Flavonoid-protein interactions (enzymes, receptors, transporters, and transcription factors) are basic phenomena that govern the beneficial effects of flavonoids. As has been mentioned in the review, one of the most studied pharmacological effects of flavonoids is their antibacterial property which has been thoroughly evaluated through various SAR studies to discover more potent antibacterial agents as safe natural products. It can be concluded that several flavonoids’ structural features may be important for imparting antibacterial effects, including C5, C7, C3′, and C4′ hydroxylation as well as geranylation or prenylation at C6. However, the most important aspect of flavonoids is that they must retain their amphiphilic characteristics to penetrate bacteria to exert their potent antibacterial action.

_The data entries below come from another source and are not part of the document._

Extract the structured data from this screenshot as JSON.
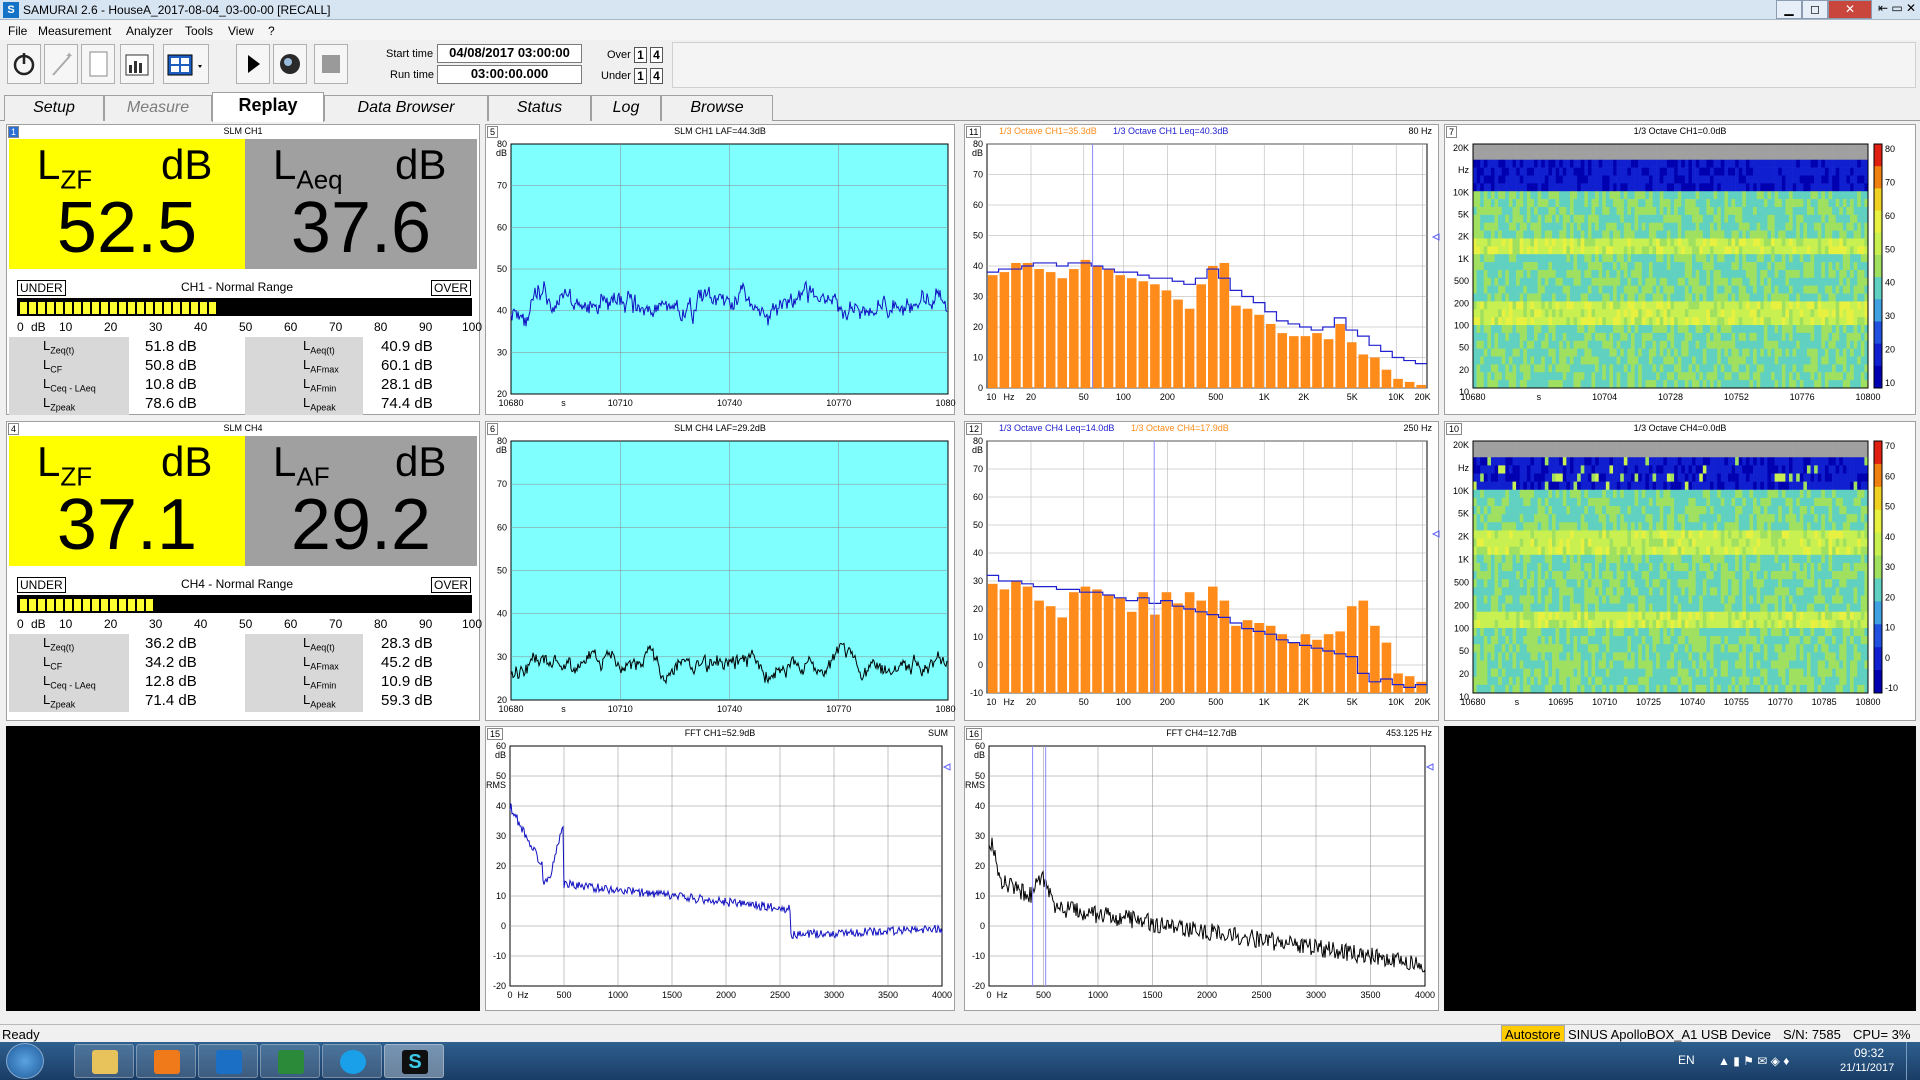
{
  "window": {
    "title": "SAMURAI 2.6 - HouseA_2017-08-04_03-00-00 [RECALL]",
    "app_icon": "S"
  },
  "menu": [
    "File",
    "Measurement",
    "Analyzer",
    "Tools",
    "View",
    "?"
  ],
  "toolbar": {
    "start_label": "Start time",
    "start_value": "04/08/2017 03:00:00",
    "run_label": "Run time",
    "run_value": "03:00:00.000",
    "over_label": "Over",
    "under_label": "Under",
    "flag1": "1",
    "flag4": "4"
  },
  "tabs": [
    "Setup",
    "Measure",
    "Replay",
    "Data Browser",
    "Status",
    "Log",
    "Browse"
  ],
  "slm": [
    {
      "num": "1",
      "title": "SLM CH1",
      "main_label": "L",
      "main_sub": "ZF",
      "main_unit": "dB",
      "main_value": "52.5",
      "sec_label": "L",
      "sec_sub": "Aeq",
      "sec_unit": "dB",
      "sec_value": "37.6",
      "range": "CH1 - Normal Range",
      "under": "UNDER",
      "over": "OVER",
      "bar_level": 0.43,
      "left_stats": [
        {
          "l": "L",
          "s": "Zeq(t)",
          "v": "51.8 dB"
        },
        {
          "l": "L",
          "s": "CF",
          "v": "50.8 dB"
        },
        {
          "l": "L",
          "s": "Ceq - L",
          "s2": "Aeq",
          "v": "10.8 dB"
        },
        {
          "l": "L",
          "s": "Zpeak",
          "v": "78.6 dB"
        }
      ],
      "right_stats": [
        {
          "l": "L",
          "s": "Aeq(t)",
          "v": "40.9 dB"
        },
        {
          "l": "L",
          "s": "AFmax",
          "v": "60.1 dB"
        },
        {
          "l": "L",
          "s": "AFmin",
          "v": "28.1 dB"
        },
        {
          "l": "L",
          "s": "Apeak",
          "v": "74.4 dB"
        }
      ]
    },
    {
      "num": "4",
      "title": "SLM CH4",
      "main_label": "L",
      "main_sub": "ZF",
      "main_unit": "dB",
      "main_value": "37.1",
      "sec_label": "L",
      "sec_sub": "AF",
      "sec_unit": "dB",
      "sec_value": "29.2",
      "range": "CH4 - Normal Range",
      "under": "UNDER",
      "over": "OVER",
      "bar_level": 0.3,
      "left_stats": [
        {
          "l": "L",
          "s": "Zeq(t)",
          "v": "36.2 dB"
        },
        {
          "l": "L",
          "s": "CF",
          "v": "34.2 dB"
        },
        {
          "l": "L",
          "s": "Ceq - L",
          "s2": "Aeq",
          "v": "12.8 dB"
        },
        {
          "l": "L",
          "s": "Zpeak",
          "v": "71.4 dB"
        }
      ],
      "right_stats": [
        {
          "l": "L",
          "s": "Aeq(t)",
          "v": "28.3 dB"
        },
        {
          "l": "L",
          "s": "AFmax",
          "v": "45.2 dB"
        },
        {
          "l": "L",
          "s": "AFmin",
          "v": "10.9 dB"
        },
        {
          "l": "L",
          "s": "Apeak",
          "v": "59.3 dB"
        }
      ]
    }
  ],
  "scale_labels": [
    "0",
    "dB",
    "10",
    "20",
    "30",
    "40",
    "50",
    "60",
    "70",
    "80",
    "90",
    "100"
  ],
  "panels": {
    "p5": {
      "num": "5",
      "title": "SLM CH1 LAF=44.3dB",
      "ylabel": "dB",
      "yticks": [
        "80",
        "70",
        "60",
        "50",
        "40",
        "30",
        "20"
      ],
      "xticks": [
        "10680",
        "s",
        "10710",
        "10740",
        "10770",
        "10800"
      ]
    },
    "p6": {
      "num": "6",
      "title": "SLM CH4 LAF=29.2dB",
      "ylabel": "dB",
      "yticks": [
        "80",
        "70",
        "60",
        "50",
        "40",
        "30",
        "20"
      ],
      "xticks": [
        "10680",
        "s",
        "10710",
        "10740",
        "10770",
        "10800"
      ]
    },
    "p11": {
      "num": "11",
      "title_a": "1/3 Octave CH1=35.3dB",
      "title_b": "1/3 Octave CH1 Leq=40.3dB",
      "right": "80 Hz",
      "ylabel": "dB",
      "yticks": [
        "80",
        "70",
        "60",
        "50",
        "40",
        "30",
        "20",
        "10",
        "0"
      ],
      "xticks": [
        "10",
        "Hz",
        "20",
        "50",
        "100",
        "200",
        "500",
        "1K",
        "2K",
        "5K",
        "10K",
        "20K"
      ]
    },
    "p12": {
      "num": "12",
      "title_a": "1/3 Octave CH4 Leq=14.0dB",
      "title_b": "1/3 Octave CH4=17.9dB",
      "right": "250 Hz",
      "ylabel": "dB",
      "yticks": [
        "80",
        "70",
        "60",
        "50",
        "40",
        "30",
        "20",
        "10",
        "0",
        "-10"
      ],
      "xticks": [
        "10",
        "Hz",
        "20",
        "50",
        "100",
        "200",
        "500",
        "1K",
        "2K",
        "5K",
        "10K",
        "20K"
      ]
    },
    "p7": {
      "num": "7",
      "title": "1/3 Octave CH1=0.0dB",
      "yticks": [
        "20K",
        "Hz",
        "10K",
        "5K",
        "2K",
        "1K",
        "500",
        "200",
        "100",
        "50",
        "20",
        "10"
      ],
      "xticks": [
        "10680",
        "s",
        "10704",
        "10728",
        "10752",
        "10776",
        "10800"
      ],
      "cticks": [
        "80",
        "70",
        "60",
        "50",
        "40",
        "30",
        "20",
        "10"
      ]
    },
    "p10": {
      "num": "10",
      "title": "1/3 Octave CH4=0.0dB",
      "yticks": [
        "20K",
        "Hz",
        "10K",
        "5K",
        "2K",
        "1K",
        "500",
        "200",
        "100",
        "50",
        "20",
        "10"
      ],
      "xticks": [
        "10680",
        "s",
        "10695",
        "10710",
        "10725",
        "10740",
        "10755",
        "10770",
        "10785",
        "10800"
      ],
      "cticks": [
        "70",
        "60",
        "50",
        "40",
        "30",
        "20",
        "10",
        "0",
        "-10"
      ]
    },
    "p15": {
      "num": "15",
      "title": "FFT CH1=52.9dB",
      "right": "SUM",
      "ylabel": "dB",
      "ylabel2": "RMS",
      "yticks": [
        "60",
        "50",
        "40",
        "30",
        "20",
        "10",
        "0",
        "-10",
        "-20"
      ],
      "xticks": [
        "0",
        "Hz",
        "500",
        "1000",
        "1500",
        "2000",
        "2500",
        "3000",
        "3500",
        "4000"
      ]
    },
    "p16": {
      "num": "16",
      "title": "FFT CH4=12.7dB",
      "right": "453.125 Hz",
      "ylabel": "dB",
      "ylabel2": "RMS",
      "yticks": [
        "60",
        "50",
        "40",
        "30",
        "20",
        "10",
        "0",
        "-10",
        "-20"
      ],
      "xticks": [
        "0",
        "Hz",
        "500",
        "1000",
        "1500",
        "2000",
        "2500",
        "3000",
        "3500",
        "4000"
      ]
    }
  },
  "status": {
    "ready": "Ready",
    "autostore": "Autostore",
    "device": "SINUS ApolloBOX_A1 USB Device",
    "sn": "S/N: 7585",
    "cpu": "CPU= 3%"
  },
  "taskbar": {
    "lang": "EN",
    "time": "09:32",
    "date": "21/11/2017"
  },
  "colors": {
    "cyan": "#80ffff",
    "orange": "#ff8c1a",
    "blue": "#2020d0",
    "yellow": "#ffff00"
  }
}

Hence, these important structural features of antibacterial flavonoids, if taken into account while orchestrating new synthetic strategies, might play an important role to synthesize better antibacterial drugs to overcome stiff challenges associated with the resistant bacteria.